I wrote "huh?" in the margin and pressed on. But I had happened
upon a characteristic of Autobiographical Inscriptions: the
close readings of texts, primary and secondary, are acute but
the theoretical conclusions are obtuse. In the chapters that
follow, Rodríguez reads texts across historical periods, across
cultural contexts, and across artistic media and she reads them
well. But in almost every chapter I suffered the same frustration
over and over again. When it comes time for synthesizing, for
pulling it all together, Rodríguez' language fails her.
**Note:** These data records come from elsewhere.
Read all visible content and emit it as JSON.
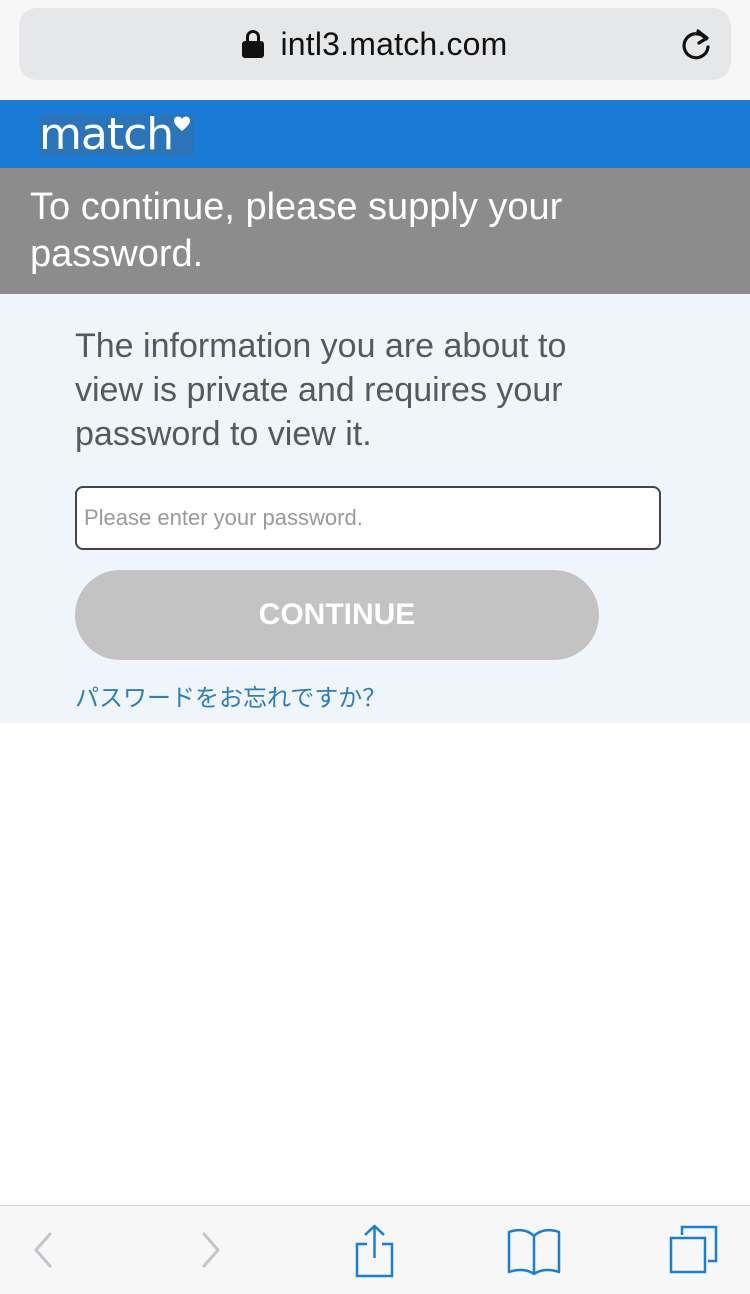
{
  "browser": {
    "url": "intl3.match.com",
    "icons": {
      "lock": "lock-icon",
      "reload": "reload-icon"
    }
  },
  "brand": {
    "logo": "match"
  },
  "header": {
    "title": "To continue, please supply your password."
  },
  "main": {
    "info": "The information you are about to view is private and requires your password to view it.",
    "password_placeholder": "Please enter your password.",
    "password_value": "",
    "continue_label": "CONTINUE",
    "forgot_link": "パスワードをお忘れですか？"
  },
  "toolbar": {
    "icons": [
      "back-icon",
      "forward-icon",
      "share-icon",
      "bookmarks-icon",
      "tabs-icon"
    ]
  },
  "colors": {
    "brand_blue": "#1a7bd6",
    "header_gray": "#8c8c8c",
    "content_bg": "#f0f5fb",
    "button_disabled": "#c3c3c3",
    "link_blue": "#2f7fb6",
    "toolbar_blue": "#1b7fd1"
  }
}
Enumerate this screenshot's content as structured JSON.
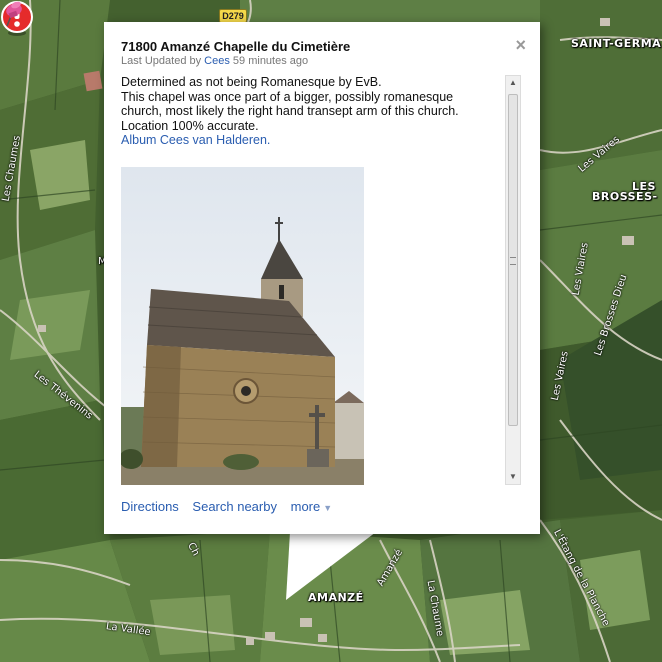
{
  "map": {
    "route_shield": "D279",
    "places": {
      "saint_germain": "SAINT-GERMA",
      "les_brosses_line1": "LES",
      "les_brosses_line2": "BROSSES-",
      "amanze": "AMANZÉ",
      "m_partial": "M"
    },
    "roads": {
      "les_chaumes": "Les Chaumes",
      "les_thevenins": "Les Thévenins",
      "les_vaires_1": "Les Vaires",
      "les_viaires": "Les Viaires",
      "les_brosses_dieu": "Les Brosses Dieu",
      "les_vaires_2": "Les Vaires",
      "la_vallee": "La Vallée",
      "la_chaume": "La Chaume",
      "amanze_road": "Amanzé",
      "etang": "L'Étang de la Planche",
      "small_road": "Ch"
    }
  },
  "info_window": {
    "title": "71800 Amanzé Chapelle du Cimetière",
    "updated_prefix": "Last Updated by ",
    "updated_author": "Cees",
    "updated_suffix": " 59 minutes ago",
    "description_lines": [
      "Determined as not being Romanesque by EvB.",
      "This chapel was once part of a bigger, possibly romanesque",
      "church, most likely the right hand transept arm of this church.",
      "Location 100% accurate."
    ],
    "album_link": "Album Cees van Halderen.",
    "close_label": "×",
    "actions": {
      "directions": "Directions",
      "search_nearby": "Search nearby",
      "more": "more"
    }
  },
  "colors": {
    "link": "#2a5db0",
    "marker": "#e52b2b",
    "pin": "#e0569a"
  }
}
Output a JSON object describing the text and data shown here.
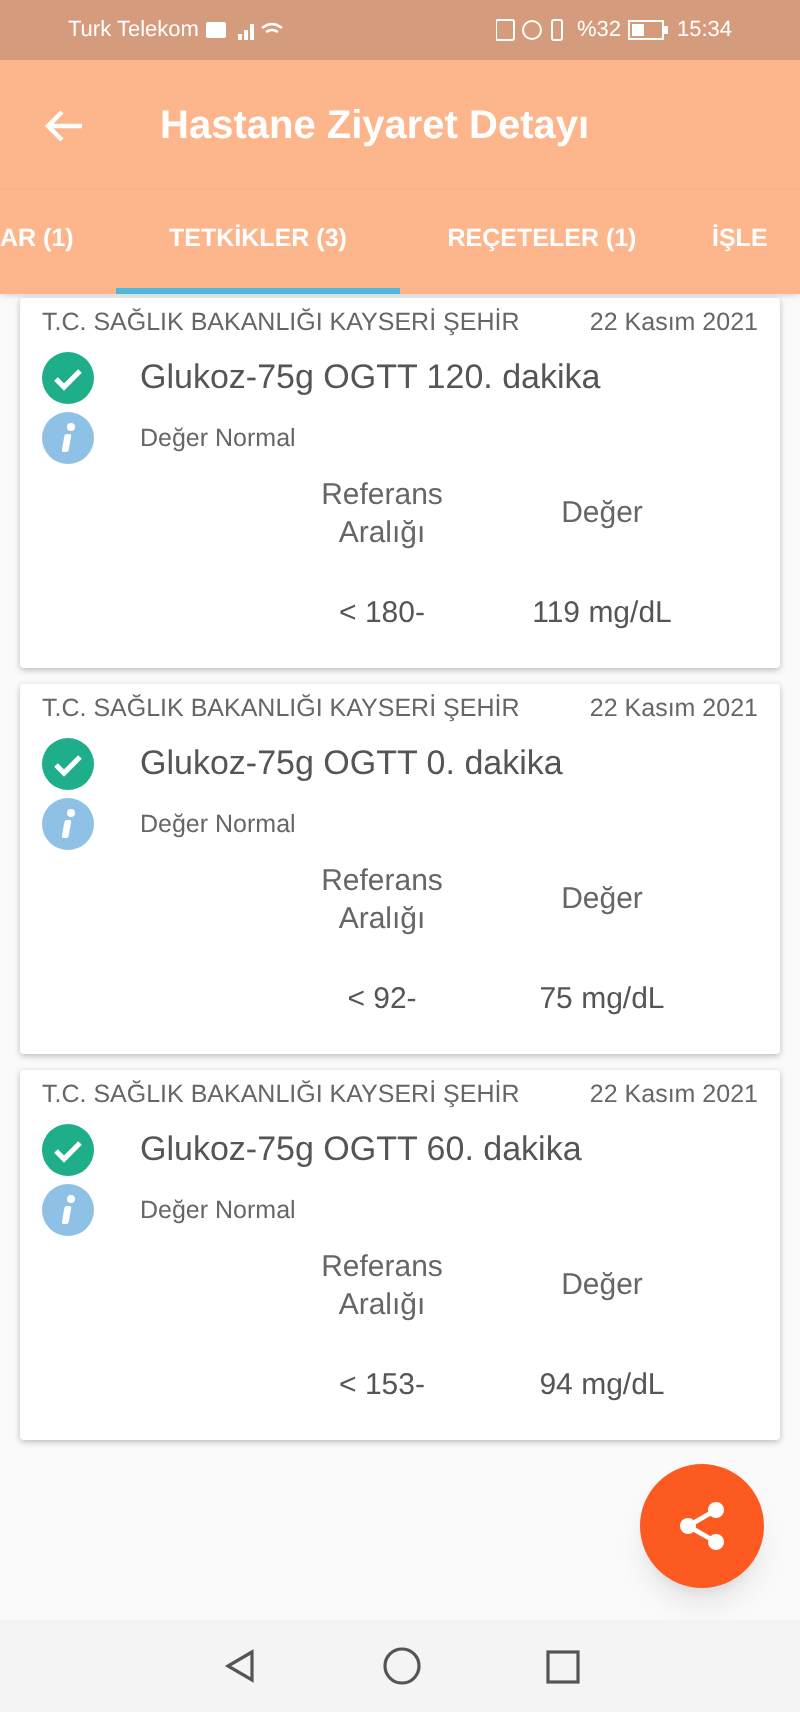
{
  "status_bar": {
    "carrier": "Turk Telekom",
    "battery": "%32",
    "time": "15:34"
  },
  "app_bar": {
    "title": "Hastane Ziyaret Detayı"
  },
  "tabs": [
    {
      "label": "AR (1)",
      "selected": false
    },
    {
      "label": "TETKİKLER (3)",
      "selected": true
    },
    {
      "label": "REÇETELER (1)",
      "selected": false
    },
    {
      "label": "İŞLE",
      "selected": false
    }
  ],
  "results": [
    {
      "hospital": "T.C. SAĞLIK BAKANLIĞI KAYSERİ ŞEHİR",
      "date": "22 Kasım 2021",
      "test": "Glukoz-75g OGTT 120. dakika",
      "status": "Değer Normal",
      "reference_header": "Referans Aralığı",
      "value_header": "Değer",
      "reference": "< 180-",
      "value": "119 mg/dL"
    },
    {
      "hospital": "T.C. SAĞLIK BAKANLIĞI KAYSERİ ŞEHİR",
      "date": "22 Kasım 2021",
      "test": "Glukoz-75g OGTT 0. dakika",
      "status": "Değer Normal",
      "reference_header": "Referans Aralığı",
      "value_header": "Değer",
      "reference": "< 92-",
      "value": "75 mg/dL"
    },
    {
      "hospital": "T.C. SAĞLIK BAKANLIĞI KAYSERİ ŞEHİR",
      "date": "22 Kasım 2021",
      "test": "Glukoz-75g OGTT 60. dakika",
      "status": "Değer Normal",
      "reference_header": "Referans Aralığı",
      "value_header": "Değer",
      "reference": "< 153-",
      "value": "94 mg/dL"
    }
  ]
}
For example, at the end of Chapter 2, on Rowlandson and Jacobs,
she provides only one concluding sentence, which seems to
contradict the very mission of the book -- to revisit and
reposition autobiographies by American women of color. Here, in
an almost-paragraph-length sentence, she claims that Rowlandson's
"descriptions of the Native American, her own acts of
identification with the Other, and her struggle for
subjectivity ... frame the efforts that Harriet Jacobs and other
later American women autobiographers of color make to redefine
that space as their own" (95). I don't think Rodríguez
intends to reposition all of the autobiographies she surveys
within the frame of a white woman’s experience -- she certainly
does not do this in her book. And yet, rather than a careful
synthesis of the two autobiographies, she hurries to a
conclusion that obscures the significance of her analysis.
Chapter 3, on Kingston and Yamamoto, provides a formal conclusion
but it revolves primarily around Kingston. In fact, the bulk of
the chapter is about Kingston. On the surface this imbalance is
not necessarily bad but it made me think that Rodríguez
privileges certain texts over other, perhaps lesser-known, texts.
(The same imbalance exists in the Rowlandson/Jacobs chapter,
where she devotes much more space to Jacobs.) At times, as in
Chapter 4 on Silko and Kennedy, I wondered why she pairs the
autobiographies at all, since she rarely compares the two texts.
The pairings often seem arbitrary and the links between chapters,
if they exist, seem superficial.
Fortunately, the Conclusion combines the autobiographies in more
meaningful ways. As she analyzes Pineda's Face,
Rodríguez weaves the other texts in and out of her argument,
synthesizing and distilling meaning. At one point she states
that "like the authors treated in the rest of the project,
Pineda constructs a text that offers a revelation at the same
time that it offers a cover-up; the Chicana writer signifies on
the strategies developed by Zora Neale Hurston, Harriet Jacobs,
and Adrienne Kennedy to both narrate and mask the self;
in Pineda's hands, the strategy most clearly evokes Hisaye
Yamamoto's decision to fictionalize the autobiographical act" (202).
These are compelling ideas that resonate with theoretical
implications -- if only they hadn’t come so late in the book.
Perhaps if her editor had taken more time to clarify her ideas
and polish her prose Rodríguez' Autobiographical
Inscriptions might be a more cohesive work and thus a more
lively argument about autobiographies by American women of color.
As is, I cannot say that it contributes much to the discussion.